Directors jailed after five deaths and offenders ordered to pay more than £2 million
May 19, 2023
Pascal Bates led for the prosecution after a falling wall in a Birmingham scrapyard killed five workers, badly injured a sixth and could have killed another three.
Hawkeswood Metal Recycling Limited and Ensco 10101 Limited, formerly known as Shredmet Limited ran their scrap metal business from the yard at Aston Church Road, Nechells. It was an essential part of the business that scrap metal, after processing and grading, be able to be stored on site until it was sold to a customer. To that end, the businesses had a large number of storage bays around most of the perimeter of the site, with each one separated from the next by a dividing wall.
The wall which fell over, composed of stacked concrete blocks each weighing 1.6 tonnes, was of a type intended to be able to be built and rebuilt without mortaring or other connection to the surface on which it stood or between the blocks of which it was made. Although it weighed 45 tonnes in total, when more than 260 tonnes of heavy steel briquettes were placed against it in the storage bay on one side, with very little in the storage bay on the other, it became so unstable that even a gust of wind could have had it over. The men who died and their fellow workers had been sent into the near empty storage bay in order to clear it of what little scrap it previously contained. Despite the storage of scrap on site being a key activity on site, there was no risk assessment in relation to it, and no safe system of work designated for how to construct and maintain the bays or how to fill or empty them of scrap.
At a jury trial over seven weeks at Birmingham Crown Court, the companies called two eminent experts in support of arguments that the incident was unprecedented in the industry and had occurred prior to there being any relevant sector-specific guidance about the use of such walls, such that any real risk from the wall which fell was not foreseeable. They additionally contended that, in that circumstance, they had done all that was reasonably practicable to ensure safety. Wayne Hawkeswood and Graham Woodhouse, who both directed both companies, besides denying that the companies had committed any offences, each additionally argued that any offending by the companies was not with his consent or connivance or attributable to his neglect.
The sentencing process took an additional four days, such was the complexity of the companies’ financial arrangements. There had been a number of intra-group dealings since the fatalities which had had the effect of reducing the net assets of the defendant companies to the benefit of other group entities and Wayne Hawkeswood’s family. Wayne Hawkeswood, who owned 90% of the group (with his wife owning the rest), had intricate personal finances, not least because his receipts of money from his companies by way of loan repayments or loans were not taxable, and so not apparent from his tax returns. Rejecting defence arguments to the contrary, the Court found that these were serious and systemic failures by highly profitable companies, which had spent the bare minimum on safety and training, and whose offending was of high culpability.

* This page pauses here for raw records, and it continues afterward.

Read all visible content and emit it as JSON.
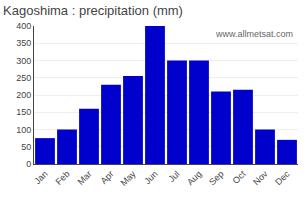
{
  "chart_data": {
    "type": "bar",
    "title": "Kagoshima : precipitation (mm)",
    "categories": [
      "Jan",
      "Feb",
      "Mar",
      "Apr",
      "May",
      "Jun",
      "Jul",
      "Aug",
      "Sep",
      "Oct",
      "Nov",
      "Dec"
    ],
    "values": [
      75,
      100,
      160,
      230,
      255,
      400,
      300,
      300,
      210,
      215,
      100,
      70
    ],
    "color": "#0000cc",
    "ylim": [
      0,
      400
    ],
    "yticks": [
      0,
      50,
      100,
      150,
      200,
      250,
      300,
      350,
      400
    ],
    "grid": true,
    "annotation": "www.allmetsat.com"
  }
}
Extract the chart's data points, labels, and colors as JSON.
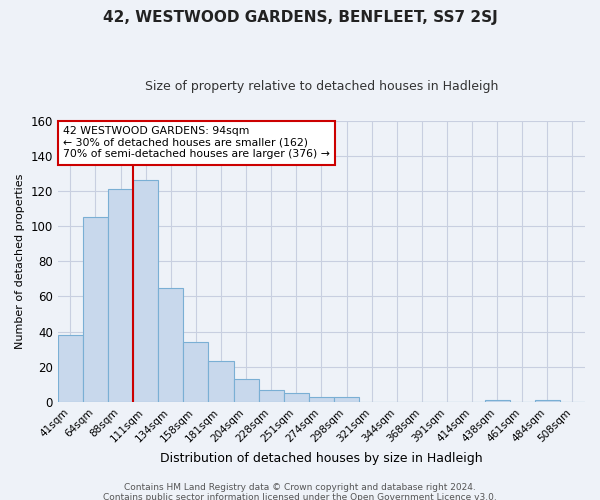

Mr. Justice Sweeting imprisoned both directors for nine months. Wayne Hawkeswood was ordered to pay £232,500 towards the Prosecution’s investigative and legal costs. Graham Woodhouse, a salaried director with no equity share and of no great means, was not ordered to pay towards the costs. Hawkeswood Metal Recyling Limited, which had laid out the site and established the working practices which led to the fatalities, and which had a previous conviction some four years before the fatalities for a previous safety breach on the same site in which another man had been badly injured, was fined £1 million. Ensco 10101 Limited, which had set the men who died to work in the storage bay, was fined £600,000. Each company was ordered to pay £155,000 towards costs. Time was given to pay the total financial penalties of £2,142,500.